Jurisdiction relinquished.

. Act of June 2, 1915, P.L. 736, as amended, 77 P.S. § 582.

. This court’s appellate review over an order of the Board is limited to determining whether the necessary findings of fact are supported by substantial evidence, whether Board procedures were violated, whether constitutional rights were violated or an error of law was committed. Republic Steel Corporation v. Workmen’s Compensation Appeal Board (Petrisek), 537 Pa. 32, 640 A.2d 1266 (1994).

.Act of June 24, 1996, P.L. 350.

. The Board apparently did not realize that the WCJ made this error and thus did not address this issue.

. We note that although Employer sets forth the calculation under Section 309(e), it still maintains that it should not be used in this case and that Claimant's wages should be calculated under Section 309(d).
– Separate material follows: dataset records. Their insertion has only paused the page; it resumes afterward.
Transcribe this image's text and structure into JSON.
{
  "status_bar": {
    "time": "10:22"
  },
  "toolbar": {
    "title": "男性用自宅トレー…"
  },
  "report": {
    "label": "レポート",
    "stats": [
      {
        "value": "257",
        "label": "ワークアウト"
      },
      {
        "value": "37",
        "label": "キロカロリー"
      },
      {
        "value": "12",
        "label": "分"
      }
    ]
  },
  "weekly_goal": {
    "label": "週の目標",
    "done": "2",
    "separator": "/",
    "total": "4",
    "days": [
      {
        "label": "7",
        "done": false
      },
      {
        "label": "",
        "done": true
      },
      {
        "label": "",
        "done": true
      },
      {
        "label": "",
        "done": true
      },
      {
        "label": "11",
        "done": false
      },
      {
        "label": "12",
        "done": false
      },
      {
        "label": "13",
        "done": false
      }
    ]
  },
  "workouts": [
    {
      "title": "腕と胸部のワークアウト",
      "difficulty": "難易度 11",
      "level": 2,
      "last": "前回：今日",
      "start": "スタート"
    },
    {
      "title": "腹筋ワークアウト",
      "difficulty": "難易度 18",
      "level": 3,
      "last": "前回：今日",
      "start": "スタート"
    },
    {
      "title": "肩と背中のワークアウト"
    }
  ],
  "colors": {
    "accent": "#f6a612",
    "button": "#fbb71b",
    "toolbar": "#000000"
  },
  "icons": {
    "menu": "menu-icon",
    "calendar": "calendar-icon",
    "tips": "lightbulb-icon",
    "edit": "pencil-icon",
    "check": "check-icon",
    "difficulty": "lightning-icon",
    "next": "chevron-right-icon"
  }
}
. With regard to Employer’s argument that Claimant waived his right to challenge the AWW calculation, we can find no support for this argument. At the initial proceedings before the WCJ, Claimant did not challenge the AWW calculation. However, he subsequently filed a Review Petition challenging the AWW set forth in the NCP and seeking to have it amended. This course of action is permitted by the Act and entirely appropriate, as Section 413(a) of the Act, 77 P.S. § 771, provides that: "A workers' compensation judge may, at any time, review and modify or set aside a notice of compensation payable ... upon petition filed by either party with the department ... if it be proved that such notice of compensation payable or agreement was in any material respect incorrect.”

. Because we vacate and remand, we need not address Employer’s reasoned decision argument.